Implement SEC-C style internal chunking of frequency domain correlations

[calum-chamberlain]

What does this PR do?

This PR is inspired by the SEC-C paper. It implements internal chunking of the FFTs of the data. Initial testing shows this to be faster than running really large FFTs. It should also be much more memory efficient because the size of FFTs can be reduced. At the moment this is controlled with an fft_len kwarg on the fftw correlation functions. This can be passed through from the matched-filter functions.

Why was it initiated? Any relevant Issues?

Senobari et al. (2018) make the point well that EQcorrscan can be very costly in memory. Currently the way around this is to use either shorter processing lengths, or group templates. Neither of these options is very efficient. They present a simple alternative whereby many shorter FFTs can be computed for the correlations. This does not effect accuracy (as using an incorrect/different processing length between template and data would), and allows the template FFTs to be cached while looping through chunks of continuous data. A side effect of this is that longer streams of data could be worked on efficiently.

To do:

• Document this behaviour;
  - [ ] Estimate the most efficient fft_len on the fly given the memory restrictions of the system;
  - [ ] Further parallelism could be enabled, e.g. the current outer_core parallelism could be changed to work on the loop over chunks of continuous data;

• Testing using Add correlation speed-test #180 would be good, some graphs demonstrating the different memory and time requirements would be nice.

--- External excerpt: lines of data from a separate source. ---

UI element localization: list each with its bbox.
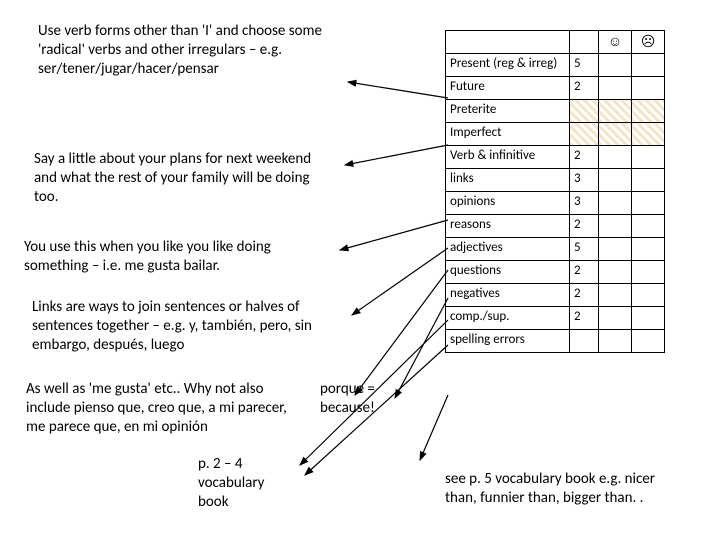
table-row: questions2 xyxy=(446,261,665,284)
smile-icon: ☺ xyxy=(599,31,632,54)
table-row: adjectives5 xyxy=(446,238,665,261)
table-row: spelling errors xyxy=(446,330,665,353)
table-row: Imperfect xyxy=(446,123,665,146)
note-plans: Say a little about your plans for next w… xyxy=(34,150,334,206)
table-row: Future2 xyxy=(446,77,665,100)
table-row: Verb & infinitive2 xyxy=(446,146,665,169)
table-header-row: ☺ ☹ xyxy=(446,31,665,54)
table-row: reasons2 xyxy=(446,215,665,238)
note-links: Links are ways to join sentences or halv… xyxy=(32,298,342,354)
porque-label: porque = because! xyxy=(320,380,390,418)
footer-note: see p. 5 vocabulary book e.g. nicer than… xyxy=(445,470,665,508)
note-gusta: You use this when you like you like doin… xyxy=(24,238,324,276)
arrow-opinions xyxy=(355,270,448,395)
table-row: comp./sup.2 xyxy=(446,307,665,330)
arrow-links xyxy=(352,248,448,315)
vocab-ref: p. 2 – 4 vocabulary book xyxy=(198,455,298,511)
table-row: Preterite xyxy=(446,100,665,123)
table-row: opinions3 xyxy=(446,192,665,215)
note-opinions: As well as 'me gusta' etc.. Why not also… xyxy=(26,380,306,436)
arrow-reasons xyxy=(395,298,448,398)
note-verb-forms: Use verb forms other than 'I' and choose… xyxy=(38,22,338,78)
table-row: negatives2 xyxy=(446,284,665,307)
table-row: links3 xyxy=(446,169,665,192)
arrow-present xyxy=(348,82,448,98)
arrow-future xyxy=(345,145,448,165)
criteria-table: ☺ ☹ Present (reg & irreg)5Future2Preteri… xyxy=(445,30,665,353)
table-row: Present (reg & irreg)5 xyxy=(446,54,665,77)
arrow-comp xyxy=(420,395,448,460)
frown-icon: ☹ xyxy=(632,31,665,54)
arrow-verb-inf xyxy=(340,220,448,250)
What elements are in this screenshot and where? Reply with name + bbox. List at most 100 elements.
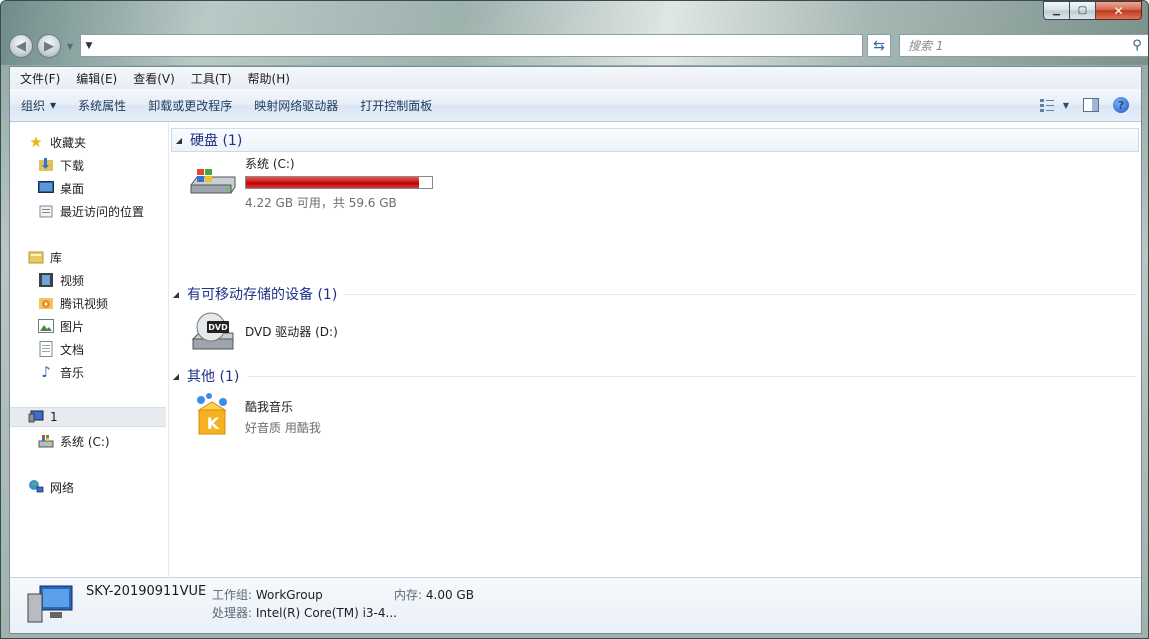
- drive-usage-fill: [246, 177, 419, 188]
- nav-item-downloads[interactable]: 下载: [38, 155, 84, 175]
- workgroup-value: WorkGroup: [255, 588, 323, 602]
- nav-computer-label: 1: [50, 410, 58, 424]
- drive-free-space: 4.22 GB 可用，共 59.6 GB: [245, 196, 397, 210]
- processor-value: Intel(R) Core(TM) i3-4...: [255, 606, 397, 620]
- collapse-triangle-icon[interactable]: ◢: [172, 136, 186, 145]
- documents-icon: [38, 341, 54, 357]
- command-bar: 组织 ▼ 系统属性 卸载或更改程序 映射网络驱动器 打开控制面板 ▼ ?: [10, 89, 1141, 122]
- menu-tools[interactable]: 工具(T): [183, 70, 240, 87]
- back-button[interactable]: ◀: [9, 34, 33, 58]
- group-title: 有可移动存储的设备 (1): [187, 287, 338, 303]
- group-header-removable[interactable]: ◢ 有可移动存储的设备 (1): [169, 283, 1141, 305]
- address-dropdown-icon[interactable]: ▼: [81, 41, 97, 51]
- nav-item-videos[interactable]: 视频: [38, 270, 84, 290]
- drive-name: 系统 (C:): [245, 157, 295, 171]
- nav-item-desktop[interactable]: 桌面: [38, 178, 84, 198]
- dvd-drive-icon: DVD: [191, 312, 234, 350]
- kuwo-info: 酷我音乐 好音质 用酷我: [245, 392, 321, 438]
- video-library-icon: [38, 272, 54, 288]
- workgroup-label: 工作组:: [212, 588, 253, 602]
- processor-field: 处理器: Intel(R) Core(TM) i3-4...: [212, 604, 397, 621]
- view-options-icon: [1039, 99, 1054, 112]
- recent-pages-dropdown[interactable]: ▼: [67, 42, 75, 51]
- nav-item-pictures[interactable]: 图片: [38, 316, 84, 336]
- tencent-video-icon: [38, 295, 54, 311]
- address-bar[interactable]: ▶ 1 ▶ ▼: [80, 34, 863, 545]
- search-box[interactable]: 搜索 1 ⚲: [899, 34, 1148, 57]
- nav-favorites-label: 收藏夹: [50, 135, 87, 150]
- app-name: 酷我音乐: [245, 400, 294, 414]
- maximize-button[interactable]: ▢: [1070, 1, 1096, 20]
- chevron-down-icon: ▼: [50, 100, 57, 110]
- nav-item-music[interactable]: ♪ 音乐: [38, 362, 84, 382]
- explorer-window: ▁ ▢ ✕ ◀ ▶ ▼ ▶ 1 ▶ ▼ ⇆ 搜索 1 ⚲: [0, 0, 1149, 639]
- chevron-down-icon: ▼: [1062, 100, 1069, 110]
- pictures-icon: [38, 318, 54, 334]
- memory-label: 内存:: [394, 588, 423, 602]
- menu-edit[interactable]: 编辑(E): [68, 70, 125, 87]
- system-properties-button[interactable]: 系统属性: [67, 97, 137, 114]
- open-control-panel-button[interactable]: 打开控制面板: [349, 97, 443, 114]
- app-description: 好音质 用酷我: [245, 421, 321, 435]
- group-divider: [247, 375, 1137, 377]
- nav-item-documents[interactable]: 文档: [38, 339, 84, 359]
- drive-tile-c[interactable]: 系统 (C:) 4.22 GB 可用，共 59.6 GB: [187, 155, 433, 211]
- organize-label: 组织: [21, 98, 46, 113]
- collapse-triangle-icon[interactable]: ◢: [169, 290, 183, 299]
- nav-item-label: 最近访问的位置: [60, 204, 145, 219]
- back-arrow-icon: ◀: [16, 38, 26, 54]
- nav-item-label: 图片: [60, 319, 85, 334]
- network-icon: [28, 479, 44, 495]
- hard-drive-icon: [38, 433, 54, 449]
- desktop-icon: [38, 180, 54, 196]
- search-input[interactable]: 搜索 1: [908, 37, 1126, 54]
- processor-label: 处理器:: [212, 606, 253, 620]
- preview-pane-icon[interactable]: [1083, 98, 1099, 112]
- forward-arrow-icon: ▶: [44, 38, 54, 54]
- windows-drive-icon: [190, 169, 236, 194]
- collapse-triangle-icon[interactable]: ◢: [169, 372, 183, 381]
- maximize-icon: ▢: [1077, 5, 1088, 16]
- uninstall-program-button[interactable]: 卸载或更改程序: [137, 97, 243, 114]
- drive-name: DVD 驱动器 (D:): [245, 325, 338, 339]
- map-network-drive-button[interactable]: 映射网络驱动器: [243, 97, 349, 114]
- nav-item-label: 下载: [60, 158, 85, 173]
- computer-name: SKY-20190911VUE: [86, 584, 207, 599]
- search-icon[interactable]: ⚲: [1126, 38, 1148, 53]
- group-divider: [345, 293, 1137, 295]
- memory-field: 内存: 4.00 GB: [394, 586, 474, 603]
- navigation-row: ◀ ▶ ▼ ▶ 1 ▶ ▼ ⇆ 搜索 1 ⚲: [9, 34, 1148, 545]
- refresh-icon: ⇆: [873, 37, 885, 54]
- change-view-button[interactable]: ▼: [1039, 98, 1069, 112]
- close-button[interactable]: ✕: [1096, 1, 1142, 20]
- nav-item-tencent-video[interactable]: 腾讯视频: [38, 293, 108, 313]
- refresh-button[interactable]: ⇆: [867, 34, 891, 57]
- drive-tile-dvd[interactable]: DVD DVD 驱动器 (D:): [187, 309, 338, 355]
- drive-c-info: 系统 (C:) 4.22 GB 可用，共 59.6 GB: [245, 155, 433, 211]
- nav-libraries[interactable]: 库: [28, 247, 62, 267]
- content-pane: ◢ 硬盘 (1) 系统 (C:) 4.22 GB 可用，共 59.6 GB ◢ …: [169, 122, 1141, 577]
- group-title: 其他 (1): [187, 369, 240, 385]
- nav-libraries-label: 库: [50, 250, 63, 265]
- group-header-hard-disks[interactable]: ◢ 硬盘 (1): [171, 128, 1139, 152]
- svg-text:K: K: [207, 414, 220, 433]
- nav-network-label: 网络: [50, 480, 75, 495]
- nav-item-recent-places[interactable]: 最近访问的位置: [38, 201, 144, 221]
- nav-favorites[interactable]: ★ 收藏夹: [28, 132, 86, 152]
- menu-view[interactable]: 查看(V): [125, 70, 183, 87]
- minimize-button[interactable]: ▁: [1043, 1, 1070, 20]
- menu-help[interactable]: 帮助(H): [240, 70, 298, 87]
- organize-button[interactable]: 组织 ▼: [10, 97, 67, 114]
- nav-item-system-drive[interactable]: 系统 (C:): [38, 431, 110, 451]
- app-tile-kuwo[interactable]: K 酷我音乐 好音质 用酷我: [187, 392, 321, 438]
- nav-network[interactable]: 网络: [28, 477, 74, 497]
- nav-computer[interactable]: 1: [10, 407, 166, 427]
- recent-places-icon: [38, 203, 54, 219]
- nav-item-label: 系统 (C:): [60, 434, 110, 449]
- nav-item-label: 腾讯视频: [60, 296, 109, 311]
- music-icon: ♪: [41, 363, 51, 381]
- help-icon[interactable]: ?: [1113, 97, 1129, 113]
- menu-file[interactable]: 文件(F): [12, 70, 68, 87]
- group-header-other[interactable]: ◢ 其他 (1): [169, 365, 1141, 387]
- forward-button[interactable]: ▶: [37, 34, 61, 58]
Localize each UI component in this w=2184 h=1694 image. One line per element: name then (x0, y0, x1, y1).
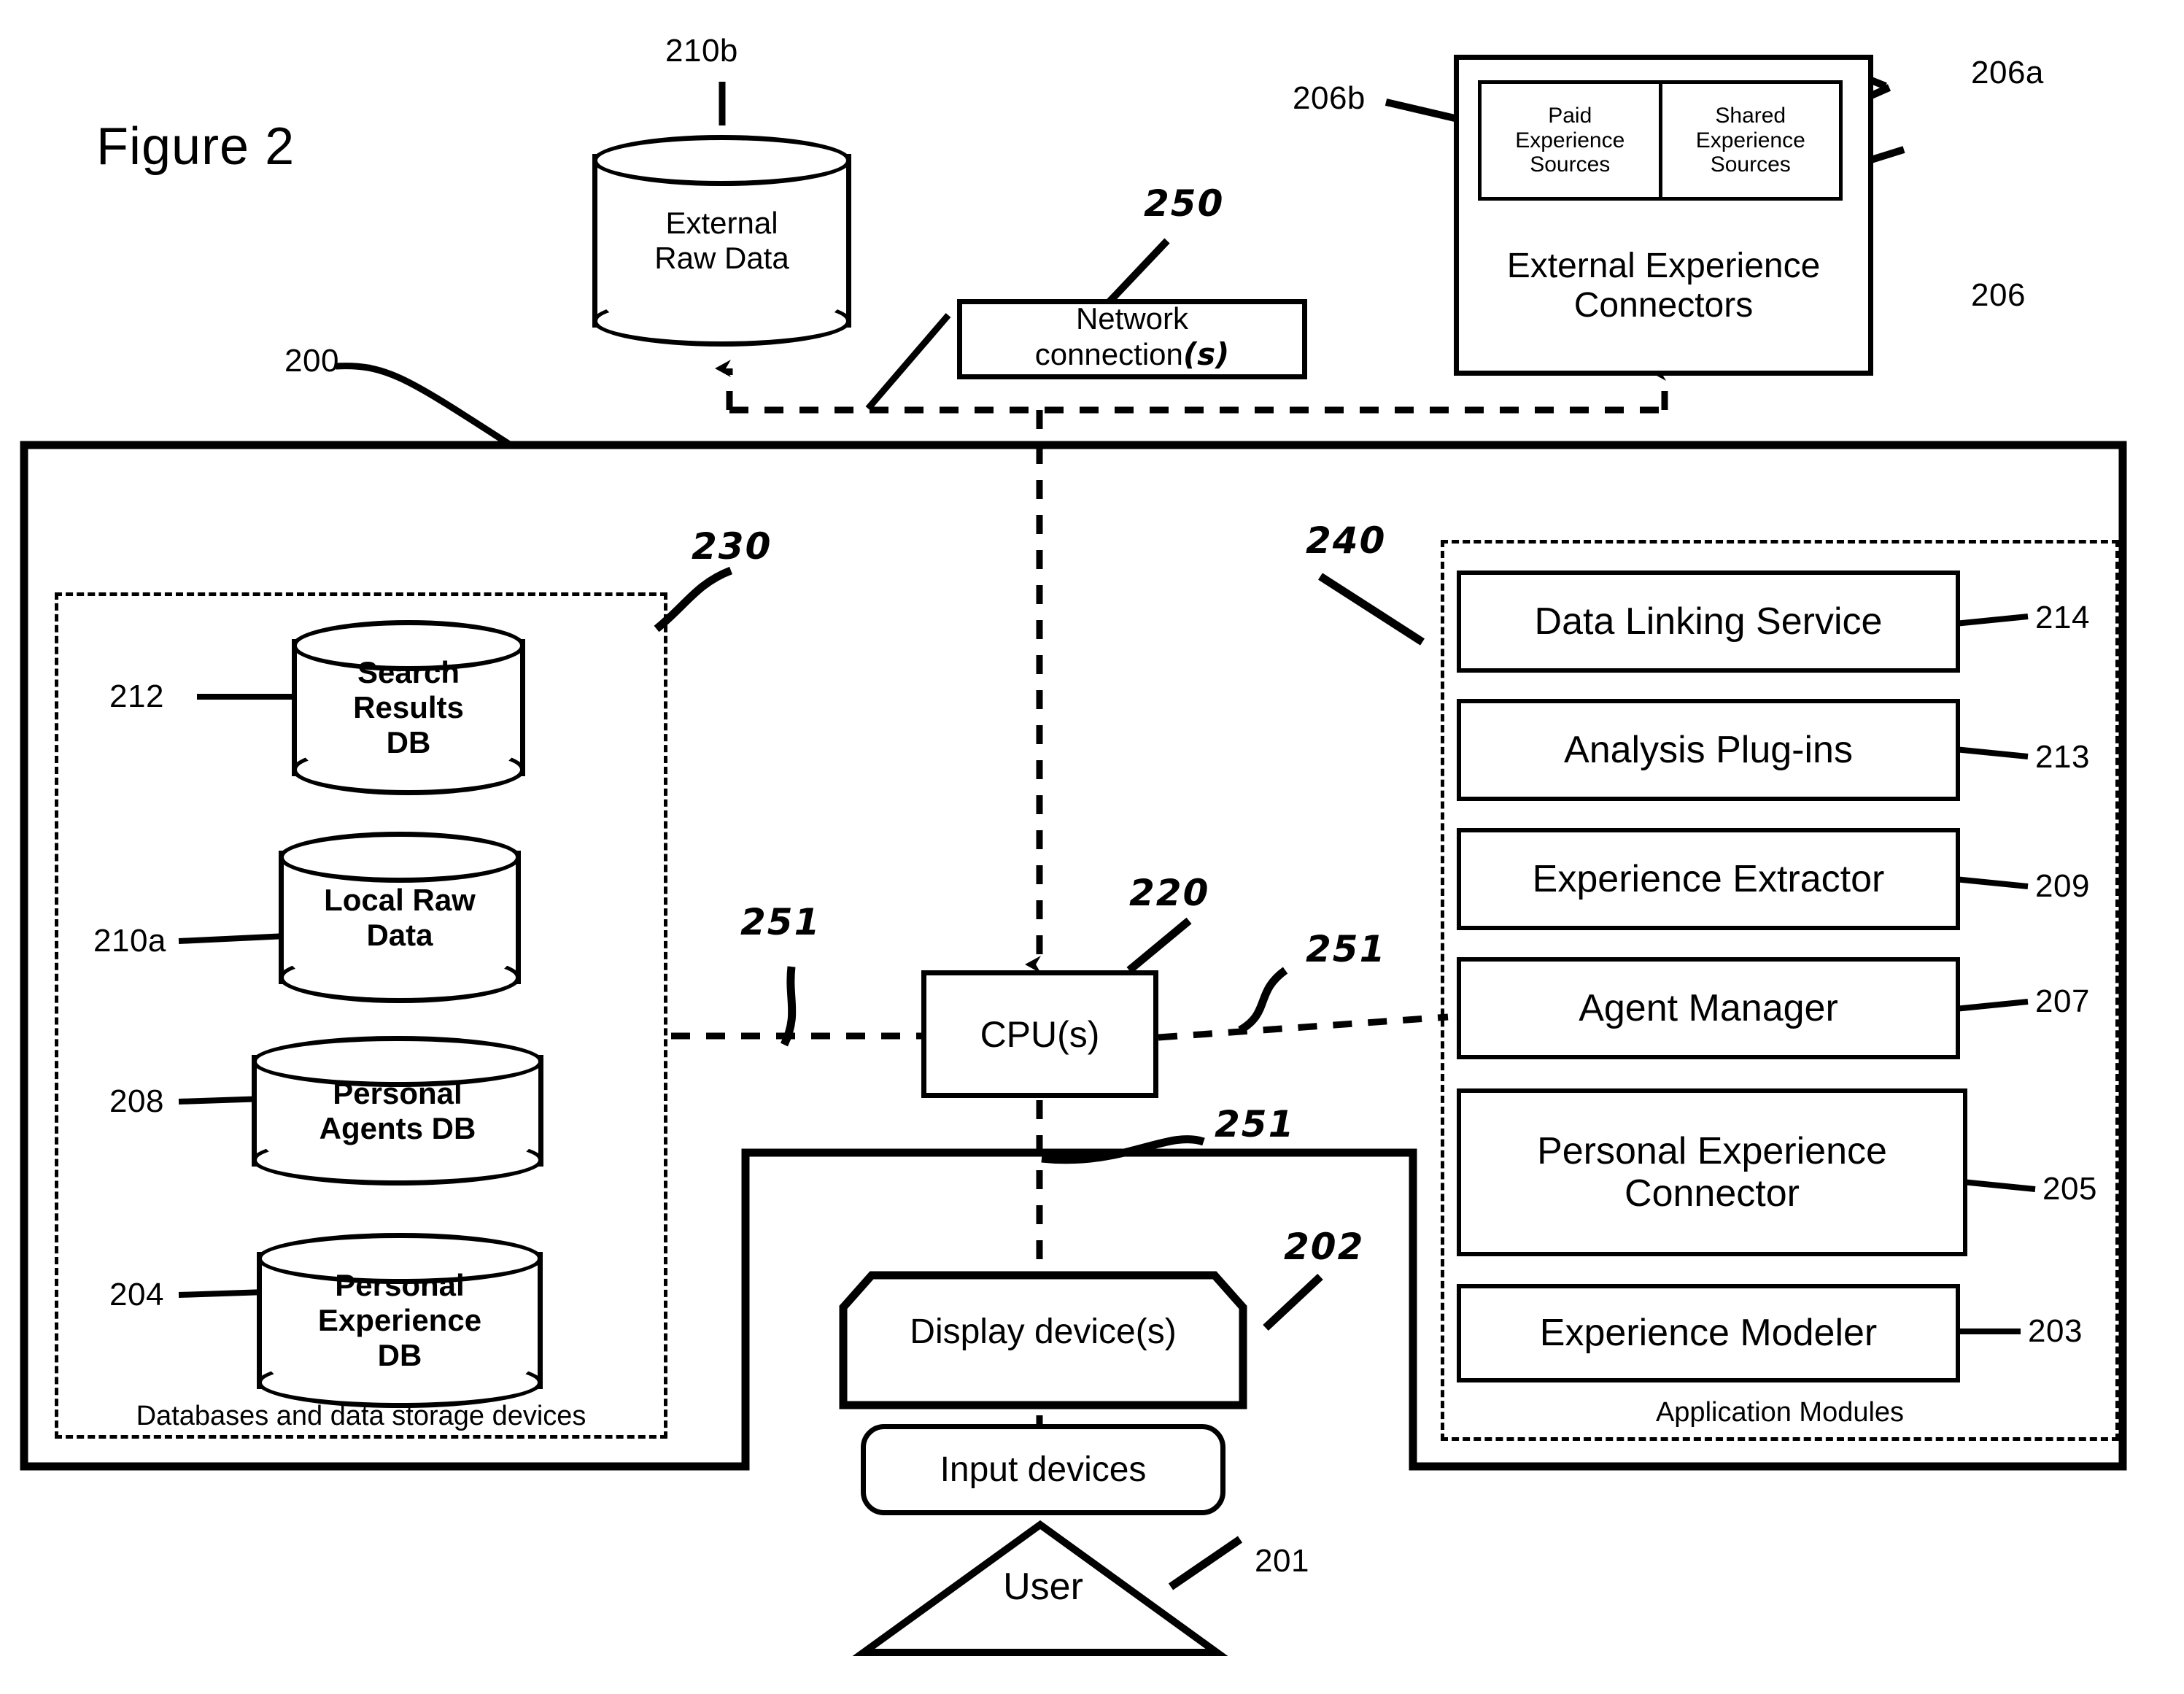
module-experience-modeler: Experience Modeler (1457, 1284, 1960, 1382)
ref-202: 202 (1284, 1226, 1365, 1268)
ref-206a: 206a (1971, 55, 2044, 90)
external-raw-data-label: External Raw Data (654, 206, 789, 275)
ref-208: 208 (109, 1083, 164, 1119)
ref-214: 214 (2035, 600, 2090, 635)
ref-220: 220 (1129, 872, 1210, 914)
leader-201 (1168, 1536, 1243, 1590)
leader-220 (1126, 917, 1192, 974)
module-experience-extractor: Experience Extractor (1457, 828, 1960, 930)
user-label: User (1003, 1566, 1083, 1608)
ref-207: 207 (2035, 983, 2090, 1019)
ref-212: 212 (109, 678, 164, 714)
leader-251-right (1238, 967, 1288, 1034)
ref-209: 209 (2035, 868, 2090, 904)
ref-251-left: 251 (740, 901, 821, 943)
patent-figure-canvas: Figure 2 200 210b External Raw Data 250 … (0, 0, 2184, 1694)
leader-network-to-bus (865, 313, 951, 411)
search-results-db-cylinder: Search Results DB (292, 620, 525, 795)
paid-experience-sources: Paid Experience Sources (1482, 84, 1662, 197)
display-device-box: Display device(s) (839, 1271, 1247, 1409)
network-line2: connection(s) (1034, 336, 1230, 372)
ref-204: 204 (109, 1277, 164, 1312)
module-personal-experience-connector: Personal Experience Connector (1457, 1088, 1967, 1256)
local-raw-data-label: Local Raw Data (324, 882, 476, 952)
shared-experience-sources: Shared Experience Sources (1695, 104, 1805, 177)
personal-agents-db-cylinder: Personal Agents DB (252, 1036, 543, 1186)
figure-title: Figure 2 (96, 117, 295, 176)
cpu-box: CPU(s) (921, 970, 1158, 1098)
ref-210b: 210b (665, 33, 738, 69)
ref-201: 201 (1255, 1543, 1309, 1579)
network-line1: Network (1075, 301, 1189, 336)
network-suffix: (s) (1182, 336, 1230, 372)
ref-205: 205 (2042, 1171, 2097, 1207)
ref-240: 240 (1306, 519, 1387, 562)
ref-251-bottom: 251 (1215, 1103, 1296, 1145)
network-connection-box: Network connection(s) (957, 299, 1307, 379)
bus-cpu-to-modules (1158, 1013, 1449, 1041)
ref-230: 230 (692, 525, 772, 568)
ref-203: 203 (2028, 1313, 2083, 1349)
ref-251-right: 251 (1306, 928, 1387, 970)
search-results-db-label: Search Results DB (353, 655, 464, 759)
modules-group-caption: Application Modules (1655, 1397, 1905, 1428)
ref-206: 206 (1971, 277, 2026, 313)
personal-experience-db-label: Personal Experience DB (317, 1268, 482, 1372)
input-devices-box: Input devices (861, 1424, 1225, 1515)
external-experience-connectors-caption: External Experience Connectors (1506, 247, 1821, 325)
ref-210a: 210a (93, 923, 166, 959)
leader-230 (654, 566, 733, 633)
module-analysis-plugins: Analysis Plug-ins (1457, 699, 1960, 801)
ref-200: 200 (284, 343, 339, 379)
external-experience-connectors-box: Paid Experience Sources Shared Experienc… (1454, 55, 1873, 376)
personal-experience-db-cylinder: Personal Experience DB (257, 1233, 543, 1408)
personal-agents-db-label: Personal Agents DB (319, 1075, 476, 1145)
experience-sources-row: Paid Experience Sources Shared Experienc… (1478, 80, 1843, 201)
external-raw-data-cylinder: External Raw Data (592, 135, 851, 347)
display-device-label: Display device(s) (910, 1312, 1177, 1352)
leader-251-left (780, 966, 797, 1047)
leader-202 (1263, 1273, 1323, 1331)
leader-251-bottom (1041, 1135, 1205, 1164)
local-raw-data-cylinder: Local Raw Data (279, 832, 521, 1003)
ref-250: 250 (1144, 182, 1225, 225)
module-data-linking-service: Data Linking Service (1457, 571, 1960, 673)
leader-200 (335, 363, 513, 448)
leader-240 (1318, 573, 1425, 646)
module-agent-manager: Agent Manager (1457, 957, 1960, 1059)
ref-213: 213 (2035, 739, 2090, 775)
ref-206b: 206b (1293, 80, 1366, 116)
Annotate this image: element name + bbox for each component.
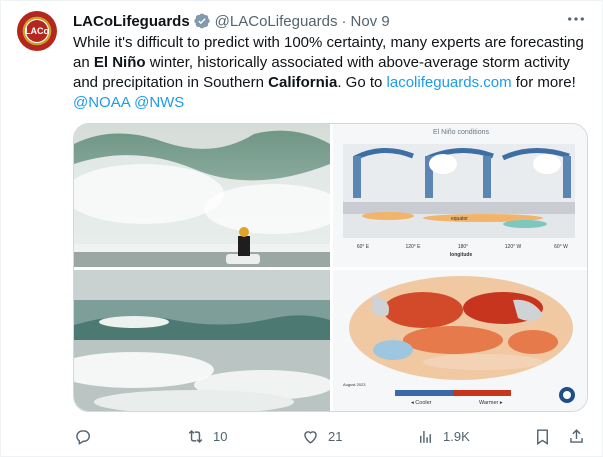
tweet-card[interactable]: LACo LACoLifeguards @LACoLifeguards · No… <box>0 0 603 457</box>
tweet-text-bold: El Niño <box>93 54 146 71</box>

• Wait until Speed-up clustering #266 is merged, which makes changes to the C functions which will require some tweaking to merge with this.

• Long-term, this could be memory efficient enough to be ported to the GPU, which could allow for some serious desktop speed-ups.

PR Checklist

• develop base branch selected?
• This PR is not directly related to an existing issue (which has no PR yet).
• All tests still pass.
• Any new features or fixed regressions are be covered via new tests.
• Any new or changed features have are fully documented.
• Significant changes have been added to CHANGES.md.
  - [ ] First time contributors have added your name to CONTRIBUTORS.md.

[calum-chamberlain]

There is an indexing error now with this that needs to be resolved. This is readily apparent in the correlate_test.py::TestArrayCorrelateFunctions::test_single_channel_similar test.

[calum-chamberlain]

So it looks like chunking is good, faster, more efficient at loading CPUs, and less memory intensive. It also passes tests and gives the same results. The gist here shows some of the profiling I ran. I ran a range of other dataset sizes and found that an fft-length of 2**13 was always fastest on my machine. I am tempted to auto-set the fft-len to this.

[calum-chamberlain]

I tested this on a cluster running python 3.6, ubuntu 16.04 and using gcc 5.4.0 and ran into libgomp errors for resource unavailable. This is removed by disabling outer loop threading. I was struggling to maintain that as it was so I'm happy to remove this. It also had limited benefits, which are more than outweighed by this change.